Replication
LiteJoin integrates with Litestream for continuous backup of SQLite shards to cloud object storage. Litestream ships WAL frames to S3, GCS, or Azure Blob in near-real-time, providing disaster recovery with minimal data loss.
Why Replicate?
- Data loss on crash — LiteJoin targets containerized deployments where local disk is ephemeral.

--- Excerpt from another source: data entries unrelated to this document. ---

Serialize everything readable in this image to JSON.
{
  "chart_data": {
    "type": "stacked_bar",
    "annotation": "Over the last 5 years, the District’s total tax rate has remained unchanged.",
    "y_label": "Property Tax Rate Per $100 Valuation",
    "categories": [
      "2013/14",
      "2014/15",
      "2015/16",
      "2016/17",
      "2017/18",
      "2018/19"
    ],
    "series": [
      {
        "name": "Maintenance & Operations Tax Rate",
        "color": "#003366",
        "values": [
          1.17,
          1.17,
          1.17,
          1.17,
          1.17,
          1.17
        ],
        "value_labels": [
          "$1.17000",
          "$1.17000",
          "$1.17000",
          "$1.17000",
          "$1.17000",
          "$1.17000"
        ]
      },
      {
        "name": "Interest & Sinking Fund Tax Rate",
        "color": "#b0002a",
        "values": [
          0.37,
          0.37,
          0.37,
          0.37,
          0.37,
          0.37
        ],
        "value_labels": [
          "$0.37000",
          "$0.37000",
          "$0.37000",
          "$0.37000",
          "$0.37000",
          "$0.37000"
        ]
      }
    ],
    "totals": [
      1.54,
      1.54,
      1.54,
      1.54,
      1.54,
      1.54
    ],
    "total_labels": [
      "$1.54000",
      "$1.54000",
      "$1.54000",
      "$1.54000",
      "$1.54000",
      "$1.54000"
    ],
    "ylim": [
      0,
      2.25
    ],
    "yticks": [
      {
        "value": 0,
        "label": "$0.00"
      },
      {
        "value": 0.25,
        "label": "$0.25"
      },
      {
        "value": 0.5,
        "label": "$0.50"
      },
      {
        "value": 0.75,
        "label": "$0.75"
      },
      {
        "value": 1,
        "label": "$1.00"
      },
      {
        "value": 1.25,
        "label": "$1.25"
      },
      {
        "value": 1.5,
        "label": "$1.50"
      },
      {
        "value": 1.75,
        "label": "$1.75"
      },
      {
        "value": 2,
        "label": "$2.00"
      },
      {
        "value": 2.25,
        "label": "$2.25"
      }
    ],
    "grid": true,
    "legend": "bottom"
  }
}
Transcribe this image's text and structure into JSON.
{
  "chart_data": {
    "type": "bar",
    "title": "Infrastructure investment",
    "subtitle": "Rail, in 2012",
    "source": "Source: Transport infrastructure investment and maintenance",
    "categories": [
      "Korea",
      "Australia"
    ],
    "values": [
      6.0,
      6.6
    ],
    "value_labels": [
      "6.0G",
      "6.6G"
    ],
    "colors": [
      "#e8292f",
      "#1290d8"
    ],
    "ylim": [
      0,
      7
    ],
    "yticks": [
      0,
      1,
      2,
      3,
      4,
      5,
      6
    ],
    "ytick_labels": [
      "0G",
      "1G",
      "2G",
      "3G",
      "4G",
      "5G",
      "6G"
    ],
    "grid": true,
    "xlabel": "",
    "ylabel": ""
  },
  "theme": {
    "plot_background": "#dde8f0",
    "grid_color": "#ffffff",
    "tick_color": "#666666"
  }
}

A pod restart means data is gone.
- Restore-on-startup — Containers can boot, restore shards from S3, and resume processing automatically.
- Point-in-time recovery — Roll back to any point within the retention window after a bad deployment.
Sidecar Setup (Recommended)
The simplest approach: run Litestream alongside LiteJoin as a sidecar process.
1. Create litestream.yml
dbs:
- path: ./data/shard_0.db
replicas:
- type: s3
bucket: my-litejoin-backups
path: shard_0
region: us-east-1
sync-interval: 1s
- path: ./data/shard_1.db
replicas:
- type: s3
bucket: my-litejoin-backups
path: shard_1
region: us-east-1
sync-interval: 1s
# ... one entry per shard (match your shard_count)
2. Startup Script
#!/bin/bash
# run.sh — restore shards, then start Litestream with LiteJoin
# Restore all shards from replica (skips if local file exists)
for i in $(seq 0 7); do
litestream restore -if-db-not-exists \
-o ./data/shard_$i.db \
s3://my-litejoin-backups/shard_$i
done
# Start Litestream replicate, exec LiteJoin as child process
exec litestream replicate -exec "litejoin run -c litejoin.yaml"
The -exec flag makes Litestream the parent process: it starts replication, launches LiteJoin as a subprocess, and gracefully flushes WAL frames on shutdown.
3. Dockerfile
FROM golang:1.24-alpine AS build
RUN apk add --no-cache gcc musl-dev
WORKDIR /app
COPY . .
RUN CGO_ENABLED=1 go build -o litejoin ./cmd/litejoin
FROM alpine:3.21
RUN apk add --no-cache litestream ca-certificates
COPY --from=build /app/litejoin /usr/local/bin/
COPY litestream.yml /etc/litestream.yml
COPY run.sh /run.sh
RUN chmod +x /run.sh
ENTRYPOINT ["/run.sh"]
Configuration
replication:
enabled: true
mode: "sidecar"
replica_url: "s3://my-bucket/litejoin"
sync_interval: 1s
restore_on_boot: true
snapshot_interval: 1h
retention: 72h
| Field | Type | Default | Description |
|---|
enabled | bool | false | Enable replication. |
mode | string | sidecar | "sidecar" or "embedded". |
replica_url | string | — | S3/GCS/Azure URL for replicas. |
sync_interval | duration | 1s | How often WAL frames are shipped. |
restore_on_boot | bool | true | Restore shards from replica on startup. |
snapshot_interval | duration | 1h | How often full snapshots are created. |
retention | duration | 72h | How long to keep replica history. |
Replica Layout
s3://my-bucket/litejoin/
├── shard_0/
│ └── generations/
│ └── a1b2c3d4/
│ ├── snapshots/
│ └── wal/
├── shard_1/
│ └── ...
├── ...
└── dlq/
└── ... # DLQ database also replicated
Restore Flow
On startup with restore_on_boot: true:
- For each shard, check if the local file exists.
- If missing, restore from the latest snapshot + replay WAL frames from the replica.
- If present, skip restore and start replication.
Litestream reads WAL frames asynchronously from disk — it does not sit in the write path. Benchmarks show < 1% write latency impact in sidecar mode.
Supported Backends
| Backend | URL Format |
|---|
| Amazon S3 | s3://bucket-name/prefix |
| Google Cloud Storage | gcs://bucket-name/prefix |
| Azure Blob Storage | abs://container-name/prefix |
| SFTP | sftp://user@host/path |
| Local file | file:///path/to/backup |
Litestream uses standard cloud SDK credentials (AWS_ACCESS_KEY_ID, GOOGLE_APPLICATION_CREDENTIALS, etc.). See the Litestream documentation for details.
Important Considerations
Litestream is a backup/recovery tool, not a high-availability solution. There is no automatic failover. If LiteJoin crashes, it must restart and restore — there is a recovery window bounded by sync_interval.
- Shard count changes require re-sharding. The FNV hash distribution changes when you modify
shard_count, invalidating existing replicas.
- DLQ replication — the
dlq.db database should also be replicated for complete disaster recovery.
- Encryption — Litestream does not encrypt WAL frames. Use server-side encryption (SSE-S3, SSE-KMS) for encryption at rest.